Since the questions are sorted in alphabetical order it’s hard to gauge which questions garner the greatest amount of agreement. This is where using the Likert scores (4 for “Very high degree”, 3 for “High degree”, etc.) can help add clarity.
While I go into much greater detail in the two blog posts YOU PROMISED TO READ, I’ll walk you through how to calculate the average Likert score and superimpose if atop the stacked bars.
In our example, the value I need is the first character in the Response string, so we just need to grab the left-most character and convert it into a number. I can do that using the following calculated field called LikertValue.

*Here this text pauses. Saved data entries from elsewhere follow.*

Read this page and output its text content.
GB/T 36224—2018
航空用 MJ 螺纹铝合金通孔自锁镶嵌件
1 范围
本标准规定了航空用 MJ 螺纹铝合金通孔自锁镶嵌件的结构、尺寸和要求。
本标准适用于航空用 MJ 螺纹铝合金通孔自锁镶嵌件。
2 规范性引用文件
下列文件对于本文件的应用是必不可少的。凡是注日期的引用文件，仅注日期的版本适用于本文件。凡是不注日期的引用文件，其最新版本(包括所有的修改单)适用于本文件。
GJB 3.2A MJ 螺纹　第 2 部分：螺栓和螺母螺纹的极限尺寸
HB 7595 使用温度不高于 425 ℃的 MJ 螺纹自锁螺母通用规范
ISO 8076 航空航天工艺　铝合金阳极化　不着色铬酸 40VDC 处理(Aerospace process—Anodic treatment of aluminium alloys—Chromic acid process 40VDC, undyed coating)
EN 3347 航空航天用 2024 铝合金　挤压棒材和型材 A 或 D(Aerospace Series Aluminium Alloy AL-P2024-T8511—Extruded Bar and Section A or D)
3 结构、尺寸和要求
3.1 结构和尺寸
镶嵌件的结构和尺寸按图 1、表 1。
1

Next, I’ll place the Average of this calculated field on the Columns shelf next to the existing table calculation (don’t worry that the result will not look good.) I now need to indicate that we have multiple marks and make the first chart a Bar chart and the second a Circle chart, as shown here.
This still looks pretty dumb, but if I remove “Response” from the Color shelf, then right-click AVG(LikertValue) on the columns shelf and select “Dual Axis” we get something that starts to be useful.

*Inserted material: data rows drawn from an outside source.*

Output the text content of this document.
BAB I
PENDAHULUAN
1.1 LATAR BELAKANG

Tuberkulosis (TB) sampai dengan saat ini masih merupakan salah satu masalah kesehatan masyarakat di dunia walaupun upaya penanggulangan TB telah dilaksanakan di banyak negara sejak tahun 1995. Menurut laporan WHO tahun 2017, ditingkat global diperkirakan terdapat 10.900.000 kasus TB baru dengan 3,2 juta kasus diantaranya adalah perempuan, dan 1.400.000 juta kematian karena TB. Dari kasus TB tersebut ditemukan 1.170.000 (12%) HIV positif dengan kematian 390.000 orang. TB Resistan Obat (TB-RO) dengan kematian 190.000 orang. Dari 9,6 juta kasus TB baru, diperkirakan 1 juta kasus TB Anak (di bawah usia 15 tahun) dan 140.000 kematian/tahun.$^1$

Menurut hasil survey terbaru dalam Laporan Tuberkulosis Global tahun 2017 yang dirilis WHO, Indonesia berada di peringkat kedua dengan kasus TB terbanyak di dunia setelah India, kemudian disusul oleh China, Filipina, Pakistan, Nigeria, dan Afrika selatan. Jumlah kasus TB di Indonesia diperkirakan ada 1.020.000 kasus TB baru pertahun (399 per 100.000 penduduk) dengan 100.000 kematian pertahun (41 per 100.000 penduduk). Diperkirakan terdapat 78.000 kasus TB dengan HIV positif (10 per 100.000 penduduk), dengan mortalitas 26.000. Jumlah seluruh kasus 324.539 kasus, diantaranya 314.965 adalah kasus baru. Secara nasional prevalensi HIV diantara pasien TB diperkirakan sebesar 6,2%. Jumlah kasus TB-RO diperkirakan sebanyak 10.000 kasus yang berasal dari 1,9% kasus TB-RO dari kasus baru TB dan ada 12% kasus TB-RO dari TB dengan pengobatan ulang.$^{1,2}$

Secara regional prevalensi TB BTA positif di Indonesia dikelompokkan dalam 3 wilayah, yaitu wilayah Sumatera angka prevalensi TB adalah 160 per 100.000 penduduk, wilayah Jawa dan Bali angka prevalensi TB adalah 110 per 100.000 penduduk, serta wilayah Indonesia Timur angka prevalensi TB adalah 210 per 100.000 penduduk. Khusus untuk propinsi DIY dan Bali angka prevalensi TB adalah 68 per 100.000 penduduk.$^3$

Finally, if I show labels for the circle chart and sort the questions by Average LikertValue we get something that tells a clear story.
In this and the accompanying blog post we’ve explored how to reshape survey data and visualize three different types of survey question. Granted, there are other question types (e.g., “add up to 100”, “rank these in order”, etc.) as well as intra-question analysis (e.g., create a scatterplot showing respondent’s age vs. annual income) that are a bit trickier to implement, but what we’ve delved into here should cover a wide variety of needs.